To learn visual representations, self-attention-based models, particularly vision transformers, offer an alternative to convolutional neural networks (CNNs). ViT breaks an image into a series of non-overlapping patches and then uses multi-headed self-attention in transformers to learn interpatch representations. The typical trend in ViT networks is to increase the number of parameters to improve performance.
These gains in performance come at the expense of model size (network parameters) and latency. Many real-world applications (such as augmented reality and autonomous wheelchairs) necessitate the timely execution of visual recognition tasks (such as object detection and semantic segmentation) on resource-constrained mobile devices.
ViT models for such jobs should be light-weight and quick to be effective. ViT models’ performance is much inferior to light-weight CNNs, even when the model size is reduced to fit the resource limits of mobile devices. DeIT, for example, is 3% less accurate than MobileNetv3 for a parameter budget of roughly 5-6 million. As a result, designing light-weight ViT models is critical.
Many mobile vision tasks have been powered by light-weight CNNs. ViT-based networks, on the other hand, are still a long way from being utilized on such devices. Unlike light-weight CNNs that are simple to optimize and integrate with task-specific networks, ViTs are large (e.g., ViT-B/16 vs. MobileNetv3: 86 vs. 7.5 million parameters), difficult to optimize, require extensive data augmentation and L2 regularisation to avoid over-fitting, and require expensive decoders for downstream tasks, particularly dense prediction tasks.
The lack of image-specific inductive bias, which is inherent in CNNs, is likely the reason for the requirement for more parameters in ViT-based models. Hybrid techniques that mix convolutions and transformers are gaining popularity as a way to develop durable and high-performing ViT models. These hybrid models, however, are still hefty and susceptible to data augmentation. Remove CutMix and DeIT-style data augmentation, for example, and ImageNet accuracy plummets (78.1 percent to 72.4 percent ).
Combining the strengths of CNNs with transformers to develop ViT models for mobile vision tasks is still a work in progress. Mobile vision activities necessitate light-weight, low-latency, and accurate models that meet the device’s resource limits while also being general-purpose enough to be used for a variety of applications (e.g., segmentation and detection). FLOPs aren’t enough for low latency on mobile devices since they overlook various essential inference-related elements like memory access, parallelism, and platform characteristics.
In a recent publication, Apple researchers focus on creating a light-weight, general-purpose, and low-latency network for mobile vision applications rather than optimizing for FLOPs1. MobileViT, which combines the benefits of CNNs (e.g., spatial inductive biases and decreased susceptibility to data augmentation) with ViTs, achieves this purpose (e.g., input-adaptive weighting and global processing).

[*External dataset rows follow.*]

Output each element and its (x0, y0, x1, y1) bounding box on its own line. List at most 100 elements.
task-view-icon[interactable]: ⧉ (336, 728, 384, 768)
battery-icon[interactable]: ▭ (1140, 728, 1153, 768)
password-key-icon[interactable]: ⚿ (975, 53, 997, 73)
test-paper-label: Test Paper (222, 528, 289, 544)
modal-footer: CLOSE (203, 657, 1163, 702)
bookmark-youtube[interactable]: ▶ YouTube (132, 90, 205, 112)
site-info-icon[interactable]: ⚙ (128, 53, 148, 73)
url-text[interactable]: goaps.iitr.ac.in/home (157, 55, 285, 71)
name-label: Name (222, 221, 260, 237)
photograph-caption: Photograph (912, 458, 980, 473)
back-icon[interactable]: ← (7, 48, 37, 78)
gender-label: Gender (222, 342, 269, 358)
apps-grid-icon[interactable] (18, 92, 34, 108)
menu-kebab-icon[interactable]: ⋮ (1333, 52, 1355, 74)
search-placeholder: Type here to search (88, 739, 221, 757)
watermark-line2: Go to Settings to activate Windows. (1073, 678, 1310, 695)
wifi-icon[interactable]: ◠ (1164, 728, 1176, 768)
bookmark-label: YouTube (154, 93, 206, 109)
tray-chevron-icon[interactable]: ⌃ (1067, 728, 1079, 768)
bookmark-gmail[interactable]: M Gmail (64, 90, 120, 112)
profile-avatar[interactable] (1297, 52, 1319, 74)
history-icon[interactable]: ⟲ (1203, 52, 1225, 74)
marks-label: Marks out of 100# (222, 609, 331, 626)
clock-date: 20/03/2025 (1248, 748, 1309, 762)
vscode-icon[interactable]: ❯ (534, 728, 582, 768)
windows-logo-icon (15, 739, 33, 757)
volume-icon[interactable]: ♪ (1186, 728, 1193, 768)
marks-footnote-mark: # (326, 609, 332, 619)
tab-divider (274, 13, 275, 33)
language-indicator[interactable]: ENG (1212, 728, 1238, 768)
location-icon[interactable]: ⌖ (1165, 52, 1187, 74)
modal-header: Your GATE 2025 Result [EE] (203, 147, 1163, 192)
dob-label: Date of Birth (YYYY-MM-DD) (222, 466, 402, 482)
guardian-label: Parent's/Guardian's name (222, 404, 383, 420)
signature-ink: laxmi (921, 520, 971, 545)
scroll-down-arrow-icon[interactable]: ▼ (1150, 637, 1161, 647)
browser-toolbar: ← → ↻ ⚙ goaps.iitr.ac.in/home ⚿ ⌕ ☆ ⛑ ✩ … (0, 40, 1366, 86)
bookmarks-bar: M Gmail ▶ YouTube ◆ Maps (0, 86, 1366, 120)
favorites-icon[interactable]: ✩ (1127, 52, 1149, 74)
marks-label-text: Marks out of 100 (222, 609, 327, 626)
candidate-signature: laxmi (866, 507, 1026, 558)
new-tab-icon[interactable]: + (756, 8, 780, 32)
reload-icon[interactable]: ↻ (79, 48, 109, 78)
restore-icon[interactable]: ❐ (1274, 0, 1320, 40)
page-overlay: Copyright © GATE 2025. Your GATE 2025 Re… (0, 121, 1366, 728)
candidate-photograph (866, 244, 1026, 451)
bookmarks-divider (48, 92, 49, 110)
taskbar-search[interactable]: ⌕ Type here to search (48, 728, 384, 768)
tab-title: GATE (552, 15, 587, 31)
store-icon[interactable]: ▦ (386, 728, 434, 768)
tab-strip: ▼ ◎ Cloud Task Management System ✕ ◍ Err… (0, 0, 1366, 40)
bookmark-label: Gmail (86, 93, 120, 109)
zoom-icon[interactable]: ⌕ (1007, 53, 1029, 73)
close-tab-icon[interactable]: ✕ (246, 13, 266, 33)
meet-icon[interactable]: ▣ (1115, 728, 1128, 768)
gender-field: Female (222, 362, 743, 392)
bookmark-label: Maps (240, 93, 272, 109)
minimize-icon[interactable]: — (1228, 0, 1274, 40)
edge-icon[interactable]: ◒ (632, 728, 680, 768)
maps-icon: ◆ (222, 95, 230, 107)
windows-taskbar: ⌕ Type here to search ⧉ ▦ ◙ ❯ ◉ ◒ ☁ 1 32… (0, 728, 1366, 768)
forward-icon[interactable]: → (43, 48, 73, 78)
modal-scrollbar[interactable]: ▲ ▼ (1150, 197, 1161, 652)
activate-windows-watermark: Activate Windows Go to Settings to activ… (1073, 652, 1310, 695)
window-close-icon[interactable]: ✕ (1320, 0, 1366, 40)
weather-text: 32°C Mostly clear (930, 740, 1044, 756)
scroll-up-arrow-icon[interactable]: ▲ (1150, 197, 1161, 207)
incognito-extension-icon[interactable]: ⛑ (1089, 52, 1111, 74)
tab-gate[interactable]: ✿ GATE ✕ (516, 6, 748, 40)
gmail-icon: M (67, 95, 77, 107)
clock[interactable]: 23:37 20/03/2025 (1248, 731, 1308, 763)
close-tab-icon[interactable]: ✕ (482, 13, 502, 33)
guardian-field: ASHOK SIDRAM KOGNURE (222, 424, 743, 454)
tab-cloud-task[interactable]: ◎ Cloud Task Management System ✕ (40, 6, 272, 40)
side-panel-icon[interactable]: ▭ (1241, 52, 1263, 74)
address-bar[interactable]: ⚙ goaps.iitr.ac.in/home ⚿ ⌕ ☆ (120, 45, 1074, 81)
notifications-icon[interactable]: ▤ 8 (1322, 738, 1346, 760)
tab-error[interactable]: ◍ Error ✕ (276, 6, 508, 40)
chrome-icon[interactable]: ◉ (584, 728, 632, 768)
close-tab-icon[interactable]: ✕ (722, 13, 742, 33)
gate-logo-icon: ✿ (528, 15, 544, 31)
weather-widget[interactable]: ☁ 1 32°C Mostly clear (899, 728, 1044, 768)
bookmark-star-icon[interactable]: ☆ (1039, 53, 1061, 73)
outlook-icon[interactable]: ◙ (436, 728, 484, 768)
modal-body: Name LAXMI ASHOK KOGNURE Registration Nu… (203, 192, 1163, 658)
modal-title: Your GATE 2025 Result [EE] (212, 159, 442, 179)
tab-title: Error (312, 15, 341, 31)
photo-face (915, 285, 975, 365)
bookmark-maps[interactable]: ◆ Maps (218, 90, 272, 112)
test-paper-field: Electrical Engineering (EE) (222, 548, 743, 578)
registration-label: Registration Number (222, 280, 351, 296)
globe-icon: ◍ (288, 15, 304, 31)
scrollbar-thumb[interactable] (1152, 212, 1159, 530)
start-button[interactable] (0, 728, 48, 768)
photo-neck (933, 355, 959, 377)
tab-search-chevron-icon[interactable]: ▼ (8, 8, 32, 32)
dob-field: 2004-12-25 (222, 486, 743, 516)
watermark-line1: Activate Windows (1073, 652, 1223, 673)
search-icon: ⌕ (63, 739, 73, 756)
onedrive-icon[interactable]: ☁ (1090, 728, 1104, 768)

They introduce the MobileViT block, which successfully encodes both local and global information in a tensor.
MobileViT, in contrast to ViT and its derivatives (with and without convolutions), takes a different approach to learning global representations. Unfolding, local processing, and folding are the three steps of standard convolution. In convolutions, the MobileViT block substitutes local processing with global processing via transformers. This gives the MobileViT block CNN and ViT-like features, allowing it to learn better representations with fewer parameters and simpler training recipes (e.g., basic augmentation).
This is the first study to show that light-weight ViTs can attain light-weight CNN-level performance across a variety of mobile vision tasks using basic training recipes. MobileViT achieves a top-1 accuracy of 78.4 percent on the ImageNet-1k dataset for a parameter budget of roughly 5-6 million, which is 3.2 percent higher than MobileNetv3 and has a simple training recipe (MobileViT vs. MobileNetv3: 300 vs. 600 epochs; 1024 vs. 4096 batch size). When MobileViT is employed as a feature backbone in highly optimized mobile vision task-specific designs, researchers see significant performance increases. MNASNet was replaced as the feature backbone in SSDLite with MobileViT, which resulted in a superior (+1.8 percent mAP) and smaller (1.8) detection network.
On mobile devices, researchers have discovered that MobileViT and other ViT-based networks (such as DeIT and PiT) are slower than MobileNetv2. This finding contradicts prior research that found ViTs to be more scalable than CNNs. This disparity is mostly due to two factors. To begin, dedicated CUDA kernels for transformers on GPUs exist, which are used out-of-the-box in ViTs to boost scalability and efficiency on GPUs. Second, numerous device-level enhancements, such as batch normalization fusion with convolutional layers, boost CNNs.
These enhancements reduce latency and improve memory access. Mobile devices, on the other hand, do not currently support such specialized and optimized transformer operations. As a result, the MobileViT and ViT-based networks’ inference graph for mobile devices is sub-optimal. Similar to CNNs, the team anticipates that the inference speed of MobileViT and ViTs will improve in the future with dedicated device-level operations.